Ce militant culturel hispano-marocain de 39 ans organise, depuis le lancement de ces grands bus rouges, des tournées gratuites pour les enfants de la ville « afin qu’ils apprennent à connaître la beauté de Tanger et à en prendre soin ».
Ibn Battûta, Paul Bowles, William Burrough, Truman Capote, Alexandre Dumas, Jean Genet, Joseph Kessel, Mohamed Choukri, Antoni Gaudi, Mick Jagger : Farid Othman connaît toutes les ombres célèbres qui hantent Tanger et « n’imagine pas vivre ailleurs ».
« Tanger a toujours attiré et inspiré des artistes et des écrivains du monde entier », relève Younes Cheik Ali, un commerçant féru d’art et considéré comme une mémoire locale.
Une de ses grandes fiertés : tenir un café littéraire dans une maison très ancienne de la vieille ville, immortalisée par le peintre français Eugène Delacroix avec « La noce juive au Maroc » (1841). Cet amateur d’art possède lui-même un petit Delacroix dans sa précieuse collection liée à l’histoire de Tanger.
Statut international Aux confluents de l’Atlantique et de la Méditerranée, la ville a été successivement phénicienne, romaine, arabo-musulmane, portugaise, espagnole, anglaise, puis sous statut international entre 1923 et 1956, avant son intégration au Maroc : Abdelaziz Alamai Taidi, un marchand, aime raconter l’Histoire à ses clients. Dans sa modeste boutique située en face du mausolée islamique qui a inspiré le peintre Henri Matisse, il vend des foulards marocains, des livres en anglais, des tableaux africains, des objets décoratifs de la tradition juive…

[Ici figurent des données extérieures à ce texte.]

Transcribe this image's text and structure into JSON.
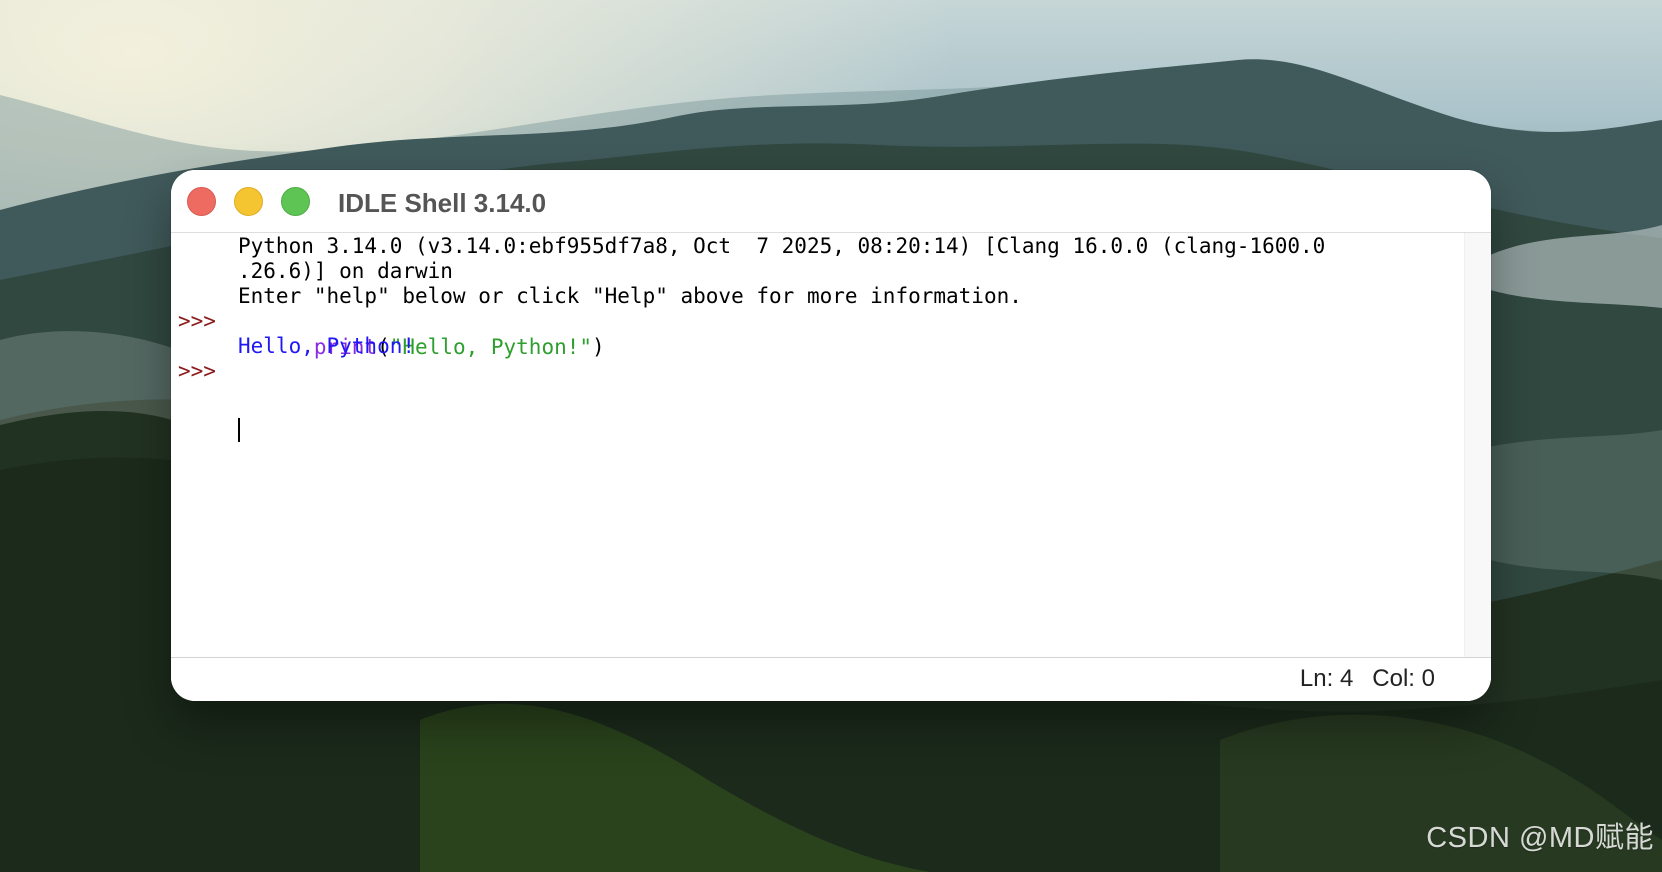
{
  "desktop": {
    "watermark": "CSDN @MD赋能"
  },
  "window": {
    "title": "IDLE Shell 3.14.0",
    "controls": {
      "close": "close",
      "minimize": "minimize",
      "maximize": "maximize"
    },
    "shell": {
      "intro_line_1": "Python 3.14.0 (v3.14.0:ebf955df7a8, Oct  7 2025, 08:20:14) [Clang 16.0.0 (clang-1600.0",
      "intro_line_2": ".26.6)] on darwin",
      "intro_line_3": "Enter \"help\" below or click \"Help\" above for more information.",
      "prompt": ">>>",
      "command_keyword": "print",
      "command_open": "(",
      "command_string": "\"Hello, Python!\"",
      "command_close": ")",
      "output": "Hello, Python!"
    },
    "status": {
      "line": "Ln: 4",
      "column": "Col: 0"
    }
  }
}
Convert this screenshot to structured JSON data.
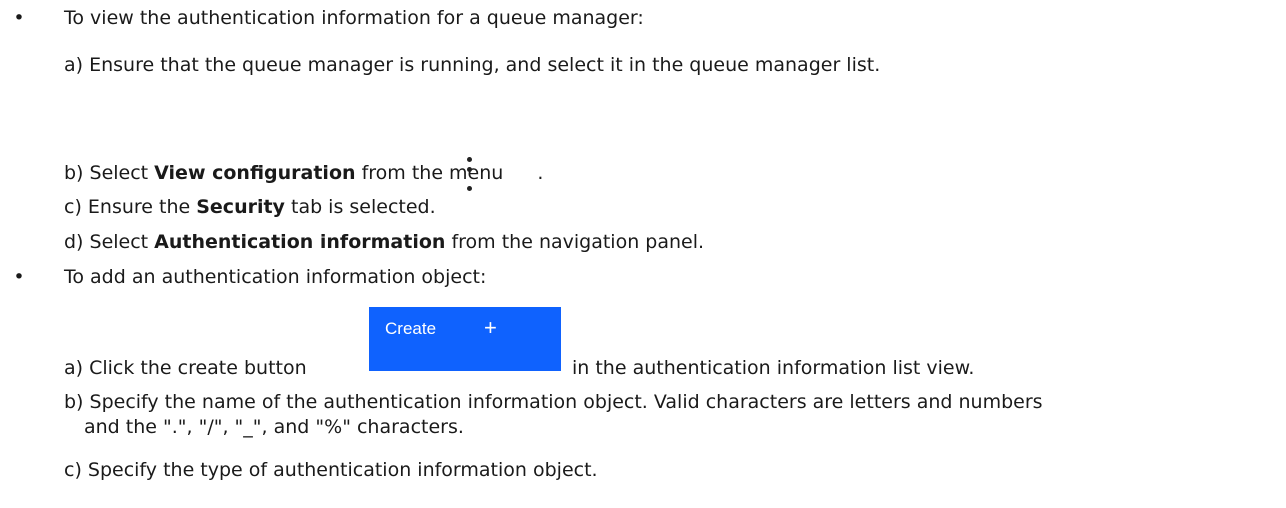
{
  "bullets": [
    {
      "text": "To view the authentication information for a queue manager:",
      "steps": {
        "a": {
          "prefix": "a) Ensure that the queue manager is running, and select it in the queue manager list."
        },
        "b": {
          "prefix": "b) Select ",
          "bold": "View configuration",
          "suffix": " from the menu",
          "end": "."
        },
        "c": {
          "prefix": "c) Ensure the ",
          "bold": "Security",
          "suffix": " tab is selected."
        },
        "d": {
          "prefix": "d) Select ",
          "bold": "Authentication information",
          "suffix": " from the navigation panel."
        }
      }
    },
    {
      "text": "To add an authentication information object:",
      "steps": {
        "a": {
          "prefix": "a) Click the create button",
          "suffix": "in the authentication information list view."
        },
        "b": {
          "line1": "b) Specify the name of the authentication information object. Valid characters are letters and numbers",
          "line2": "and the \".\", \"/\", \"_\", and \"%\" characters."
        },
        "c": {
          "prefix": "c) Specify the type of authentication information object."
        }
      }
    }
  ],
  "bullet_glyph": "•",
  "menu_icon": "overflow-menu-vertical-icon",
  "create_button": {
    "label": "Create",
    "plus": "+",
    "color": "#0f62fe",
    "icon": "plus-icon"
  }
}
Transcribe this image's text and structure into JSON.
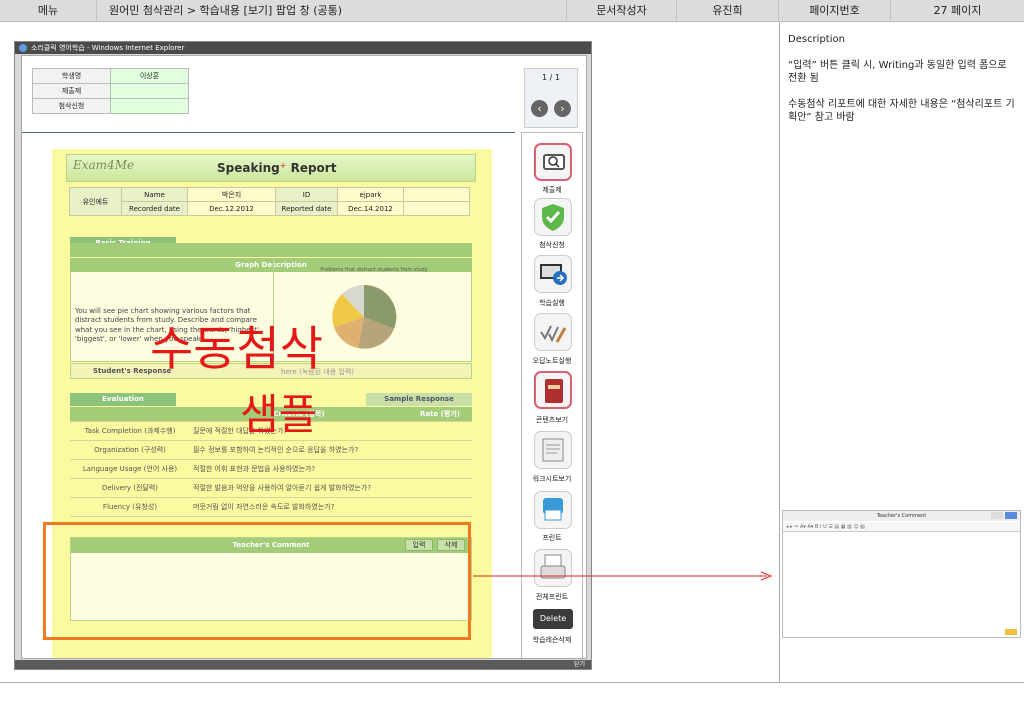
{
  "header": {
    "menu_label": "메뉴",
    "menu_path": "원어민 첨삭관리 > 학습내용 [보기] 팝업 창 (공통)",
    "author_label": "문서작성자",
    "author": "유진희",
    "page_label": "페이지번호",
    "page_value": "27 페이지"
  },
  "description": {
    "title": "Description",
    "note1": "“입력” 버튼 클릭 시, Writing과 동일한 입력 폼으로 전환 됨",
    "note2": "수동첨삭 리포트에 대한 자세한 내용은 “첨삭리포트 기획안” 참고 바람"
  },
  "window": {
    "title": "소리클릭 영어학습 - Windows Internet Explorer",
    "close_label": "닫기"
  },
  "student_info": {
    "rows": [
      {
        "label": "학생명",
        "value": "이상훈"
      },
      {
        "label": "제출제",
        "value": ""
      },
      {
        "label": "첨삭신청",
        "value": ""
      }
    ]
  },
  "pager": {
    "current": "1 / 1"
  },
  "report": {
    "logo": "Exam4Me",
    "title": "Speaking",
    "title_sup": "+",
    "title_suffix": " Report",
    "institute": "유인에듀",
    "name_label": "Name",
    "name_value": "박은지",
    "id_label": "ID",
    "id_value": "ejpark",
    "recorded_label": "Recorded date",
    "recorded_value": "Dec.12.2012",
    "reported_label": "Reported date",
    "reported_value": "Dec.14.2012",
    "basic_training": "Basic Training",
    "graph_description": "Graph Description",
    "graph_text": "You will see pie chart showing various factors that distract students from study. Describe and compare what you see in the chart, using the words, 'highest', 'biggest', or 'lower' when you speak.",
    "chart_title": "Problems that distract students from study",
    "student_response": "Student's Response",
    "response_text": "here  (녹음된 내용 입력)",
    "evaluation": "Evaluation",
    "sample_response": "Sample Response",
    "criteria_header": "Criteria (항목)",
    "rate_header": "Rate (평가)",
    "criteria": [
      {
        "item": "Task Completion (과제수행)",
        "desc": "질문에 적절한 대답을 하였는가?"
      },
      {
        "item": "Organization (구성력)",
        "desc": "필수 정보를 포함하여 논리적인 순으로 응답을 하였는가?"
      },
      {
        "item": "Language Usage (언어 사용)",
        "desc": "적절한 어휘 표현과 문법을 사용하였는가?"
      },
      {
        "item": "Delivery (전달력)",
        "desc": "적절한 발음과 억양을 사용하여 알아듣기 쉽게 발화하였는가?"
      },
      {
        "item": "Fluency (유창성)",
        "desc": "머뭇거림 없이 자연스러운 속도로 발화하였는가?"
      }
    ],
    "teacher_comment": "Teacher's Comment",
    "input_button": "입력",
    "delete_button": "삭제"
  },
  "stamp": {
    "line1": "수동첨삭",
    "line2": "샘플"
  },
  "sidebar": {
    "items": [
      {
        "label": "제출제",
        "icon": "magnifier-icon"
      },
      {
        "label": "첨삭신청",
        "icon": "shield-check-icon"
      },
      {
        "label": "학습실행",
        "icon": "monitor-arrow-icon"
      },
      {
        "label": "오답노트실행",
        "icon": "checkmark-pencil-icon"
      },
      {
        "label": "콘텐츠보기",
        "icon": "book-icon"
      },
      {
        "label": "워크시트보기",
        "icon": "document-icon"
      },
      {
        "label": "프린트",
        "icon": "printer-icon"
      },
      {
        "label": "전체프린트",
        "icon": "printer-all-icon"
      },
      {
        "label": "학습레슨삭제",
        "icon": "delete-icon"
      }
    ],
    "delete_label": "Delete"
  },
  "mini_preview": {
    "title": "Teacher's Comment"
  }
}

Tanger vit tournée vers l’Espagne, à moins d’une heure de bateau, mais un TGV attendu pour la fin de l’année la rapprochera bientôt de Rabat, la capitale.
Reste à aménager ses quartiers périphériques, qui ont proliféré au fil des ans et des mouvements de migrations, transformant la deuxième ville économique du Maroc en un étalement urbain chaotique d’environ un million d’habitants.
Vigilantes face à la convoitise des promoteurs, les associations de protection du patrimoine ont convaincu les autorités de préserver des monuments emblématiques comme le palais hispano-mauresque de l’écrivain-espion britannique Walter Burton Harris, en cours de rénovation, ou les vieilles arènes, en attente d’un projet de réhabilitation.
« Cette ville n’a cessé d’éprouver un dilemme entre son développement économique et démographique et la protection de son trésor environnemental et historique », souligne le dernier rapport de l’Observatoire de protection de l’environnement et des monuments historiques.
Les noctambules, eux, ont retrouvé leurs nuits blanches : en mode veille pendant les grands travaux, la fête a repris ses quartiers dans les boîtes de nuit lovées en contrebas de la nouvelle corniche et au sous-sol de la Marina.